This should be easy.  Each of the candidates has dutifully presented himself at my door, sat down on my sofa, and given me an uninterrupted hour of his time while I asked whatever questions came into my head.

But it’s not.

Progressive Conservative MPP Steve Clark greeted me like an old friend, and I suppose he is.  I worked with Steve during the planning for the International Plowing Match on our property in 2007.  But Steve quit halfway through the three-year-process, leaving everyone in the lurch.  Bob Runciman called from Toronto, and Steve was off to greener pastures.  No doubt Steve Clark is an enthusiastic advocate at Queen’s Park, and I wish him well, but that initial abandonment sticks in my mind.

Green Party Candidate Charlie Taylor is no politician, and I mean that in the best possible way.  The guy is very bright, candid, energetic.  I greatly enjoyed our interview because the educator in me saw the potential this guy has in just about any field.  Charlie’s the one who would best fit in to the annual maple syrup team at the farm.  The Green Party is the perfect place to lodge a protest vote, and I have kicked myself ever since the last election for not voting for Neil Kudrinko, who in my mind was the best candidate.  Instead I continued to grit my teeth and vote Liberal, for a candidate who barely gave me the time of day.

Liberal Candidate Ray Heffernan’s a nice guy, but running for MPP is no way to while away a long convalescence after a car crash.  He’s out of his league.  But I greatly respect Dalton McGuinty and want him to continue as our premier.  I like the guy’s vision, his integrity.  This may fly in the face of the Tory bloggers who call him a liar.  So be it.  Dalton McGuinty has a history of doing what he thinks needs to be done and taking the heat politically for doing the right thing.  Like a good parent.  His kids like him.  So does his wife.  The McGuinty campaign doesn’t have to harp about family values.  They’re so obvious they don’t need mentioning.

Dalton McGuinty is the antithesis of Mike Harris, and this has caused me to vote for a number of local pylons over the last few elections.

Then we come to NDP Candidate David Lundy, whose name I originally misspelled as “Lamb” after our interview.  He turned up an hour late for our interview.  Apparently “noon” means something different to an NDP staffer than it does to a Leeds County farmer.

But Lundy was worth the wait.  He’s a public service union executive, a boardroom type.  For the first time in an interview (apart from the one last year with Michael Ignatieff) I felt as though I was above my pay grade here.  Lundy controlled the interview, giving me precise and well-thought-out answers.

At one point he launched into a bit of dialectic about voter apathy I had heard from Heffernan and again from Taylor, so I called him on it.  “Those guys have been stealing my ideas ever since the first all-candidates meeting.  By the time my turn comes all of my best arguments have been said by the other two.”  Come to think of it, Ray Heffernan had mangled the dialectic as though he didn’t really understand what he was saying, though Charlie Taylor had nailed it.  Points to Lundy.
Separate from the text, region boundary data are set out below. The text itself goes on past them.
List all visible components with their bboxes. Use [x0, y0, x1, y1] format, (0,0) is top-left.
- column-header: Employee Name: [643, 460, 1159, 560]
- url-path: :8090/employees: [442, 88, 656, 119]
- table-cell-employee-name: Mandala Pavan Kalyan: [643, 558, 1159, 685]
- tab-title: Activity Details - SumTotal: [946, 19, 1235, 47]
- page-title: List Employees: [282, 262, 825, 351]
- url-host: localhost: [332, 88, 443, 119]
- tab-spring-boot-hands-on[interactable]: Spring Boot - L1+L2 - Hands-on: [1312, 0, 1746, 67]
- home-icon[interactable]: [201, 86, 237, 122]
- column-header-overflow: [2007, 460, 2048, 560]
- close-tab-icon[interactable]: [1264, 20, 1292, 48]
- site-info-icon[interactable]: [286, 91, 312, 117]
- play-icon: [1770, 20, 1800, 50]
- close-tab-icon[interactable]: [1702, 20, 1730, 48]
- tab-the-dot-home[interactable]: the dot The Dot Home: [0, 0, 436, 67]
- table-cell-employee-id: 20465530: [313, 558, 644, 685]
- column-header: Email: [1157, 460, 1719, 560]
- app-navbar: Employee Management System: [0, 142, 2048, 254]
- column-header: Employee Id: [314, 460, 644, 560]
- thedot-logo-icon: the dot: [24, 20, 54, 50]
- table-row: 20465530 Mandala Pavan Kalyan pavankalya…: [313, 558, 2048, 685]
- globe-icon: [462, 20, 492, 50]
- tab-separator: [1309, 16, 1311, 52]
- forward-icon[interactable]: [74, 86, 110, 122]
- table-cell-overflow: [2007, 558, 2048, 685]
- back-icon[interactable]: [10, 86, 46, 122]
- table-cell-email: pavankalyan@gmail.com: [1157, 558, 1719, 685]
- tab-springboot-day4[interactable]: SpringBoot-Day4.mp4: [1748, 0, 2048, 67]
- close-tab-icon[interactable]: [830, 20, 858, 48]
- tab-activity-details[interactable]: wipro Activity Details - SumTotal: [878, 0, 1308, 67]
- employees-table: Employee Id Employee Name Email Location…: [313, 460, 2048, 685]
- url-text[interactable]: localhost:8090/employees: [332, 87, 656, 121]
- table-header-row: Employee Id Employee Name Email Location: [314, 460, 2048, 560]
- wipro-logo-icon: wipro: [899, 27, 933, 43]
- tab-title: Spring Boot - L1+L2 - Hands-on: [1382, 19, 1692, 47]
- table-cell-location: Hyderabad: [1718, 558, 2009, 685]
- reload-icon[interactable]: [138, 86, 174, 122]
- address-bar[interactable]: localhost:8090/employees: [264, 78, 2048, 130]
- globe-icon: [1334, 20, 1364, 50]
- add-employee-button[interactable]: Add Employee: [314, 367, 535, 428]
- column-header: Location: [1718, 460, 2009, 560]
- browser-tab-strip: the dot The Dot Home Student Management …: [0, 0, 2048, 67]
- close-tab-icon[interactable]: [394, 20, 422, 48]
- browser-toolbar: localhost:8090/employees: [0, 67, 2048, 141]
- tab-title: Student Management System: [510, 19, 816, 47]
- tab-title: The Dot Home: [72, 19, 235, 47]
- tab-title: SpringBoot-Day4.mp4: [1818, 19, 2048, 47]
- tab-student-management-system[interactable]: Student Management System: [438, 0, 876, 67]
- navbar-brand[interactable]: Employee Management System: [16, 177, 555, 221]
Lundy evaded questions about Bob Rae’s legacy with the elegance of a figure skater.  His initial anecdote about Stephen Harper’s arrogance resonated with me.  The only time he was off guard was when I wheeled out a quote from a Sun Energy executive naming Crosby the solar-panel capital of Canada.  “Where was that reported?” he asked urgently.

“I haven’t written it yet.  It’s still in my notes.”

So who should get my vote in a race where the only real question is whether Steve Clark will get more than two-thirds of the votes, or less?

David Lundy won it with his comment, “The Liberals are not a factor in Leeds-Grenville.”  But I’m still cheering for Dalton, and hoping for a Liberal majority.